With this threat trickery came what appeared to be a newly impossible to win race condition. Using a technique of queuing and scheduling made this race condition achievable though!

The Software Input Output Translation Lookaside Buffer (SWIOTLB) or bounce buffer is a not-so-popular section of memory that handles proxied request between the DMA buffer to allow access to it from another device. This buffer is located at a fixed point in memory, depending on some Android kernel settings. This is where the path for the UAF occurred at.

By using forcing SWIOTLB memory to be allocated via some trickery, we can point the DMA buffer to a location that is controlled by the attacker from the UAF. Now, we have the ability to read/write to anywhere we want BUT we do not know WHERE to write. I am a little fuzzy on how this part works to give us the read/write primitive though...

Using heap feng shui, we use the OOB read via the UAF to read memory from a DMA buffer that is controlled. By using patterns in the memory of the FILE structs in binder, we can determine where the proper spots in memory are at.

By setting a FILE struct to our controlled memory location, we can point this to a fake file_operation to run arbitrary functions of our choice. With the kernel though, code execution does not mean game over; these is still another step to take.

By calling the function __bpf_prog_run32 Berkley Packet Filter bytecode can be used for an arbitrary read/write/execute primitive in the kernel. There was some mitigations in place that make privilege escalation harder but they are bypassable (just not done in this post).

Dropbox does a lot of obfuscation and encryption on the network traffic and native clients. The native client uses Python, but a heavily altered version.

The main Python interpreter (pyc file) is encrypted and the author could not find the key. Because of this, they altered a library to add a backdoor into it. Using this backdoor, it was trivial to execute code in the Python interpreter now.

Several of the features that make Python easy to reverse were removed from the interpreter, such as co_code. Additionally, the Python disassembler had been removed. Finally, all of the opcodes had been completely remapped!

So, Vincent decided to remap the remapping! The idea is to take a common library, such as socket.py and do an opcode comparison to find the mapping changes.

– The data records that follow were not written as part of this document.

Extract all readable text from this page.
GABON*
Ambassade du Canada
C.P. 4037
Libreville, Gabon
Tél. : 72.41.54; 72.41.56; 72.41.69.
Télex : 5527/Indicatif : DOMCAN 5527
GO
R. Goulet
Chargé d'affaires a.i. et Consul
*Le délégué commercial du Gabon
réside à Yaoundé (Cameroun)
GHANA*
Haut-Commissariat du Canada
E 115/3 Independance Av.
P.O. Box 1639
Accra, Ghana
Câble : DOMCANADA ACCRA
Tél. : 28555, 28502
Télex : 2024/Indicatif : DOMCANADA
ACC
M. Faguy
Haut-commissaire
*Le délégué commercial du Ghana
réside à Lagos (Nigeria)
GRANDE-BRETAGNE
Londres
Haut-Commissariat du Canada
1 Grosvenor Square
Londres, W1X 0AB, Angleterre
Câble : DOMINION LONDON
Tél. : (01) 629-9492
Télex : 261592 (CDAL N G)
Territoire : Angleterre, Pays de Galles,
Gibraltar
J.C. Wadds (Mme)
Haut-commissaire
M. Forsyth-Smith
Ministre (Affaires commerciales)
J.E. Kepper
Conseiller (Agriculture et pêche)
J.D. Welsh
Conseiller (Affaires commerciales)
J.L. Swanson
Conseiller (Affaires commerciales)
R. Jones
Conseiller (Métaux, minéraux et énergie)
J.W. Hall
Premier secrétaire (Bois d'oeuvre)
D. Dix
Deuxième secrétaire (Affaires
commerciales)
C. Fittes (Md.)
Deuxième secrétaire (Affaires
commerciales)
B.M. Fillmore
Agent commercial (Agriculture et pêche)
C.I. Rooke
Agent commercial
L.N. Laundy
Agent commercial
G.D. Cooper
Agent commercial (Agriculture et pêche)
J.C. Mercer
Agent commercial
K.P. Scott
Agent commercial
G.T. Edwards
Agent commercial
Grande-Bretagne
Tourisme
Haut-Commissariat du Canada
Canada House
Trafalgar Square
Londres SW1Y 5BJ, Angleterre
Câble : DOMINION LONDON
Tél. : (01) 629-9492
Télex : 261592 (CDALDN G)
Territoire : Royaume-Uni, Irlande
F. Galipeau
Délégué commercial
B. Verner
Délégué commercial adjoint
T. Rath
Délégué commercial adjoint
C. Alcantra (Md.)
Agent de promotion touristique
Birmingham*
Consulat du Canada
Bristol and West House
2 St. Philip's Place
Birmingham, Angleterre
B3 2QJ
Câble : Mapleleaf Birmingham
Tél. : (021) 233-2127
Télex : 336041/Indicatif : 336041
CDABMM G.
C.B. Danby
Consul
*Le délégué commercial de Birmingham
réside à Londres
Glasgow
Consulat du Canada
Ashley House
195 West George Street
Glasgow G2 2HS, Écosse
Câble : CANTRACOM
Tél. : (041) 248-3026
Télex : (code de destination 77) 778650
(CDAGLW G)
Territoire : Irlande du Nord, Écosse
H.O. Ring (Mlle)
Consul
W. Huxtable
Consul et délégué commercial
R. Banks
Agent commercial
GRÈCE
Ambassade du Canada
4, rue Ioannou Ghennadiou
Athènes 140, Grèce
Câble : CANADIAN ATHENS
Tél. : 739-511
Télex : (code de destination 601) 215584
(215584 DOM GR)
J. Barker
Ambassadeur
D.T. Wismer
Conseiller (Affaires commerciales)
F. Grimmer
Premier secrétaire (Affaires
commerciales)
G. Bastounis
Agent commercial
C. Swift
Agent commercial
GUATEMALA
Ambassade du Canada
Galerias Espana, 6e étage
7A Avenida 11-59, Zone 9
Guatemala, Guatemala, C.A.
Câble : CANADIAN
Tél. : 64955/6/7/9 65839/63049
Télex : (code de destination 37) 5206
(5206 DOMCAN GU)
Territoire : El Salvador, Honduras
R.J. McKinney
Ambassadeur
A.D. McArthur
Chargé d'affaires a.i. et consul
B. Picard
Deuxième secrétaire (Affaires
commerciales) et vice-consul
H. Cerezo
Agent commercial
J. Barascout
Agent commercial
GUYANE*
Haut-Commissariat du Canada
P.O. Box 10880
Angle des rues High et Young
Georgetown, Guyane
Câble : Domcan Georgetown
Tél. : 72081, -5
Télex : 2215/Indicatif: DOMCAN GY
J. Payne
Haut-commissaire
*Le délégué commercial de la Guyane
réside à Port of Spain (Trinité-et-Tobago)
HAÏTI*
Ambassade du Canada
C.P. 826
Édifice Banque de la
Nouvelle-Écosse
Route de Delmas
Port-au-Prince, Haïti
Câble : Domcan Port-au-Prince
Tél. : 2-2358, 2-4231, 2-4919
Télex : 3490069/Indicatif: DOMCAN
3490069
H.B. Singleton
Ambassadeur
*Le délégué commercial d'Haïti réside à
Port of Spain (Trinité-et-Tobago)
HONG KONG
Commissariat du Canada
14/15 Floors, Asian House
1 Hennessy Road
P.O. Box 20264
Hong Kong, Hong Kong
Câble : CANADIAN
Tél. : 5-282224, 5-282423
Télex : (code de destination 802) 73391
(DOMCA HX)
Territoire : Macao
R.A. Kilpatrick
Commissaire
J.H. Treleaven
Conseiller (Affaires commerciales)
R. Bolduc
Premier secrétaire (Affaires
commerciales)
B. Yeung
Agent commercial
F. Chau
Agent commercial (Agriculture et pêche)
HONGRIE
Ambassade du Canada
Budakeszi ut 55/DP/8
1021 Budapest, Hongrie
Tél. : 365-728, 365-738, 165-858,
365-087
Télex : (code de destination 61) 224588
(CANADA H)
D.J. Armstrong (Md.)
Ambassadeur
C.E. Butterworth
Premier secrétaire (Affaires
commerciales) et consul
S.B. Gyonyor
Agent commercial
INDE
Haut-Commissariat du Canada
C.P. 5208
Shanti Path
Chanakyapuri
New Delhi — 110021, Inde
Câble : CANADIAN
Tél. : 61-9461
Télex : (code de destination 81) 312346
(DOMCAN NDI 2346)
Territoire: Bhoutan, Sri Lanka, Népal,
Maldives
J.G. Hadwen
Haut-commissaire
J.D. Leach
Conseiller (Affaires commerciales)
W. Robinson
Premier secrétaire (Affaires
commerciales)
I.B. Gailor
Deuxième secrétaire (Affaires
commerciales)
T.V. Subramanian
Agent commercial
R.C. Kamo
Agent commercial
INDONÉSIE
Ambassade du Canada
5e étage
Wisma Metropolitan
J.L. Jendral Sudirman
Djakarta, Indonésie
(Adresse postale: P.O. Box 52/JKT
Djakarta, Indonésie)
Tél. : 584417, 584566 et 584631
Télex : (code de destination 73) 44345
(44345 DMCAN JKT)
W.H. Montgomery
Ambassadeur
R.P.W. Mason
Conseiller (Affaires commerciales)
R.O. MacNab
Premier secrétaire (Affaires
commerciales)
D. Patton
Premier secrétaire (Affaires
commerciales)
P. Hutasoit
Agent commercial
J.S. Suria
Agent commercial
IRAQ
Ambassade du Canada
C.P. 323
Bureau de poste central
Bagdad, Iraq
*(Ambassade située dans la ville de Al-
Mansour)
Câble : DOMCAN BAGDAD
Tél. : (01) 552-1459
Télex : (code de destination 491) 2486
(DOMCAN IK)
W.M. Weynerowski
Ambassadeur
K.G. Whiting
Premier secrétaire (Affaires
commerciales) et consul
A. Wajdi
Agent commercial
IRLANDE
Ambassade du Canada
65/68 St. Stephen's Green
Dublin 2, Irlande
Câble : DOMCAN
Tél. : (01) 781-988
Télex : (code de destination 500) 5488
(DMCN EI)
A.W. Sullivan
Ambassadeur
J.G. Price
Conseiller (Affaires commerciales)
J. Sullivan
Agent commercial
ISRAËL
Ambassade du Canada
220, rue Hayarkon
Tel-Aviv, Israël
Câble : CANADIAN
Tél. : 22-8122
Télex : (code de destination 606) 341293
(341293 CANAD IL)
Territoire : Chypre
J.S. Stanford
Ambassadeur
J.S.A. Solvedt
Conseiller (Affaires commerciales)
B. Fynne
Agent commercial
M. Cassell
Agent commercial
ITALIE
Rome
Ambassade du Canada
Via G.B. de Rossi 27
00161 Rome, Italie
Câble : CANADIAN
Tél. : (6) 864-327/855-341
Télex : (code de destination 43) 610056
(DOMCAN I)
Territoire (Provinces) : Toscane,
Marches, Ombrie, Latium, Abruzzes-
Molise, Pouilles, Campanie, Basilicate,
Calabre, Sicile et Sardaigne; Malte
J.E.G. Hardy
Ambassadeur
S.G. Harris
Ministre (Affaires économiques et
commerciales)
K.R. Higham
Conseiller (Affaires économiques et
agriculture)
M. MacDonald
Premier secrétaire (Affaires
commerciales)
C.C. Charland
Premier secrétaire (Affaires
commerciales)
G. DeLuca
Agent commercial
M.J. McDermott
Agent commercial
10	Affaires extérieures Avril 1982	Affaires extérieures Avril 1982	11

However, to even do this, the code objects had to be decrypted, which was done via some reverse engineering and scripting.

After the decrypting and remapping of the opcodes, the author could use the uncompyle6 tool to get back the original Python source code.

With the ability to patch the files now, they turned on debugging functionality and added the ability to inject code into the Dropbox process.

I really enjoy this article because the amount of references made to previous work; it makes me feel that we are standing on the shoulders of giants instead of figuring everything out for ourselves the first time.

After being able to inject JavaScript or HTML, most people just leave it there. But, what if you could only inject HTML and no JavaScript because of a secure CSP? Can anything be done?

The example of this is a parameter being reflected onto a login form. The site is Froxlor.

Using ONLY HTML contents, we can still leak some data; this technique is called dangling markup. In this case, the base element is used. This is because base will change the default location to send requests to.

When the user logs in to the site after clicking on the link with the dangling markup, the login request will be sent to our attacker controlled domain! So, an attacker now has access to the credentials of the user!

Using the base tag is one example of how this could be exploited; there was likely otherwise HTML could be used to perform actions, phish or leak data.